Analyst · Kansas City Capital. Please state your question.

Yep. Okay. Alright, Bruce. Thank you very much. Appreciate it. Thank you.

Operator

Operator

Thank you. And the next question comes from Brian Drab with William Blair. Please state your question.

Brian Drab

Analyst · William Blair. Please state your question.

Hi. I'm back with just one clarification. On the one-time technology investment, I $5 million, you this is not being adjusted out of obviously, is what you're indicating. It's not being adjusted out of your guidance or EPS calculation, and seems like it's a you know, that would be about a hundred basis point headwind to operating margin and EBITDA margin. Is that right way to think about it?

Jan Schott

Management

No. This would be adjusted out of or on the adjusted EBITDA calculation. In EPS.

Brian Drab

Analyst · William Blair. Please state your question.

Okay. So you are okay. So I'm glad I clarified. So you're okay. So you're just calling it out that it is an adjustment. Okay. Now I just missed it. I just want to make sure.

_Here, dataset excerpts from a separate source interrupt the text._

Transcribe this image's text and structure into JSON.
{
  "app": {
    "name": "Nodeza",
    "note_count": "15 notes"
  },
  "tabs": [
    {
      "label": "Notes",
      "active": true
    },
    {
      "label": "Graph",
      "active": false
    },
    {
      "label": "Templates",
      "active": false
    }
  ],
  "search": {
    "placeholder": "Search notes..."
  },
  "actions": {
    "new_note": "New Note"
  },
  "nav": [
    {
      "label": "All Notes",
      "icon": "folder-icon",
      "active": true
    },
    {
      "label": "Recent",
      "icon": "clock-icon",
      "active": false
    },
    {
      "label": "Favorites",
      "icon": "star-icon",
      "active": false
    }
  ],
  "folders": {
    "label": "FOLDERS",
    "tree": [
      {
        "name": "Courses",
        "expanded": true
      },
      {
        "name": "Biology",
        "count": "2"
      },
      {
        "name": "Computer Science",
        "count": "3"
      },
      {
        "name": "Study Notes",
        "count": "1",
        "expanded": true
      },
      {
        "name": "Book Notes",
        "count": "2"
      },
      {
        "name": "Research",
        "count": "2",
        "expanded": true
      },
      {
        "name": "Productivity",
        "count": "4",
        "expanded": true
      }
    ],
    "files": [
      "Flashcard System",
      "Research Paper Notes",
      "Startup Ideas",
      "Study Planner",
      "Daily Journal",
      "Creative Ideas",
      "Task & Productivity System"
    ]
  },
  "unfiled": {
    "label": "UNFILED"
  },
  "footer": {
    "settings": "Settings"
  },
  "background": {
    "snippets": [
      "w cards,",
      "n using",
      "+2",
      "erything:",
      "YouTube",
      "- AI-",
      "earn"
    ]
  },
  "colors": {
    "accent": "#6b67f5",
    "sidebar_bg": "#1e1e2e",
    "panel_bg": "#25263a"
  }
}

Okay. Okay. So there is a you are expecting a margin headwind, you know, excluding this situation. Okay. Alright. Thank you very much. It's not it's obviously not something that we do every year and don't plan to.

Jan Schott

Management

Right. Right. And well, that was my other question. If this goes away then, and you're expecting the $5 million to be the entire investment and for that to be a fiscal 2026 event. And fiscal 2027, it's the plan is for this not to be an expense line. Is that right? Or Yes. I mean, we will have some I think some very marginal investments going into 2027 for just some of the, you know, acquired entities that will roll into the new ERP system. But the majority will be in fiscal 2026. Yes.

Brian Drab

Analyst · William Blair. Please state your question.

Okay. Okay. Perfect. Thank you very much. Thank you.

Operator

Operator

Ladies and gentlemen, that's all the questions we have for today. I'll now hand the floor back to Bruce Thames for closing remarks.

Bruce Thames

Management

Yeah. Thank you, Diego. And, you know, I'd like to again thank our Thermon employees around the globe for their contributions to a successful 2025. And thank you all for your interest in Thermon Group Holdings, Inc. If we don't speak to you in the next coming quarter, we look forward to you joining us on our next earnings call. Thank you, and have a good day.

Operator

Operator

Thank you. All parties may now disconnect.